I define my own section file. The raw metrics work correctly and print well. But as to the customized metrics, e.g. derived__double_floating_point_sum
, they don’t output proper result as expected.
axpy(float, float*, float*), 2022-Oct-08 11:18:27, Context 1, Stream 7
Section: Arithmetic Intensity
---------------------------------------------------------------------- --------------- ------------------------------
Sum. double Floating-point operation (!) n/a
Bytes from DRAM Kbyte 3.33
Bytes from L1 byte 64
Bytes from L2 Kbyte 33.54
Double floating-point Add inst 0
Double floating-point Fma inst 0
Double floating-point Mul inst 0
Single floating-point Add inst 0
Single floating-point Fma inst 0
Single floating-point Mul inst 4
Half floating-point Add inst 0
Half floating-point Fma inst 0
Half floating-point Mul inst 0
---------------------------------------------------------------------- --------------- ------------------------------
In this case, the cutomization-defined metric derived__double_floating_point_sum
outputs (!)n/a
. Does anyone have idea about it ? Thanks in advance.

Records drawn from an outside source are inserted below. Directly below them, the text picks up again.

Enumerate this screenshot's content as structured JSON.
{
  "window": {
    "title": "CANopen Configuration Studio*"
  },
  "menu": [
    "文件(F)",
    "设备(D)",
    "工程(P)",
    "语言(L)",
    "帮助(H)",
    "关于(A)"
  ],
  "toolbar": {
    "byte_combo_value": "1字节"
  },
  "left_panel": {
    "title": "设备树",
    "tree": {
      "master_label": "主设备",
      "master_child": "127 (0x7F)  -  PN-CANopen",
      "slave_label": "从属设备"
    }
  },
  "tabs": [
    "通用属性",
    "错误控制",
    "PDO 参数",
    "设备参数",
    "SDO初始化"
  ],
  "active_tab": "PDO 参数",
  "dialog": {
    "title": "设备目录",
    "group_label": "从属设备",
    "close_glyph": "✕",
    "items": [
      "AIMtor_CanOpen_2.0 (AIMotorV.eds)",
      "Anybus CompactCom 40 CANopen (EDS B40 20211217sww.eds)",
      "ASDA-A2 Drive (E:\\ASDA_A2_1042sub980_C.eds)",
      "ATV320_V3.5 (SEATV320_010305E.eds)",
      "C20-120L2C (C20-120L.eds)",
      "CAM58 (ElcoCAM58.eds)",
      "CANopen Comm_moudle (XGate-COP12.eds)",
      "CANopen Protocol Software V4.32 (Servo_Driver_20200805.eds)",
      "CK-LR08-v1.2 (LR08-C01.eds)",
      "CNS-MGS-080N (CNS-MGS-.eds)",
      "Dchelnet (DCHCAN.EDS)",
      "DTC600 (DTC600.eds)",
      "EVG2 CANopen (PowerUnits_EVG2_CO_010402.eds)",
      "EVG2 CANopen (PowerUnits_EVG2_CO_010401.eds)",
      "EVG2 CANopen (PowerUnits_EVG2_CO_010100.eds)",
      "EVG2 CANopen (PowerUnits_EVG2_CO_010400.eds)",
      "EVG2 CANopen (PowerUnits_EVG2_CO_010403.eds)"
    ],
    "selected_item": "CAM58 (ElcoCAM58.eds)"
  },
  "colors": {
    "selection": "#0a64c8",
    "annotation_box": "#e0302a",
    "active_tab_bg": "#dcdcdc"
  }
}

The section file as follow:
Identifier: "Arithmetic_Intensity"
DisplayName: "Arithmetic Intensity"
Description: "Overview of arithmetic intensity and its raw metrics"
MetricDefinitions{
MetricDefinitions{
Name: "derived__double_floating_point_sum"
Expression: "sm__sass_thread_inst_executed_op_dadd_pred_on.sum + sm__sass_thread_inst_executed_op_dmul_pred_on.sum + sm__sass_thread_inst_executed_op_dfma_pred_on.sum * 2"
}
MetricDefinitions{
Name: "derived__single_floating_point_sum"
Expression: "sm__sass_thread_inst_executed_op_fadd_pred_on.sum + sm__sass_thread_inst_executed_op_fmul_pred_on.sum + sm__sass_thread_inst_executed_op_ffma_pred_on.sum * 2"
}
MetricDefinitions{
Name: "derived__half_floating_point_sum"
Expression: "sm__sass_thread_inst_executed_op_hadd_pred_on.sum + sm__sass_thread_inst_executed_op_hmul_pred_on.sum + sm__sass_thread_inst_executed_op_hfma_pred_on.sum * 2"
}
MetricDefinitions{
Name: "derived__floating_point_sum"
Expression: "sm__sass_thread_inst_executed_op_dadd_pred_on.sum + sm__sass_thread_inst_executed_op_dmul_pred_on.sum + sm__sass_thread_inst_executed_op_dfma_pred_on.sum*2 + sm__sass_thread_inst_executed_op_fadd_pred_on.sum + sm__sass_thread_inst_executed_op_fmul_pred_on.sum + sm__sass_thread_inst_executed_op_ffma_pred_on.sum*2 + sm__sass_thread_inst_executed_op_hadd_pred_on.sum + sm__sass_thread_inst_executed_op_hmul_pred_on.sum + sm__sass_thread_inst_executed_op_hfma_pred_on.sum*2"
}
}
Header{
Metrics{
Label: "Bytes from DRAM"
Name: "dram__bytes.sum"
}
Metrics{
Label: "Bytes from L1"
Name: "l1tex__t_bytes.sum"
}
Metrics{
Label: "Bytes from L2"
Name: "lts__t_bytes.sum"
}
Metrics{
Label: "Double floating-point Add"
Name: "sm__sass_thread_inst_executed_op_dadd_pred_on.sum"
}
Metrics{
Label: "Double floating-point Mul"
Name: "sm__sass_thread_inst_executed_op_dmul_pred_on.sum"
}
Metrics{
Label: "Double floating-point Fma"
Name: "sm__sass_thread_inst_executed_op_dfma_pred_on.sum"
}
Metrics{
Label: "Single floating-point Add"
Name: "sm__sass_thread_inst_executed_op_fadd_pred_on.sum"
}
Metrics{
Label: "Single floating-point Mul"
Name: "sm__sass_thread_inst_executed_op_fmul_pred_on.sum"
}
Metrics{
Label: "Single floating-point Fma"
Name: "sm__sass_thread_inst_executed_op_ffma_pred_on.sum"
}
Metrics{
Label: "Half floating-point Add"
Name: "sm__sass_thread_inst_executed_op_hadd_pred_on.sum"
}
Metrics{
Label: "Half floating-point Mul"
Name: "sm__sass_thread_inst_executed_op_hmul_pred_on.sum"
}
Metrics{
Label: "Half floating-point Fma"
Name: "sm__sass_thread_inst_executed_op_hfma_pred_on.sum"
}
Metrics{
Label: "Sum. double Floating-point operation"
Name: "derived__double_floating_point_sum"
}
}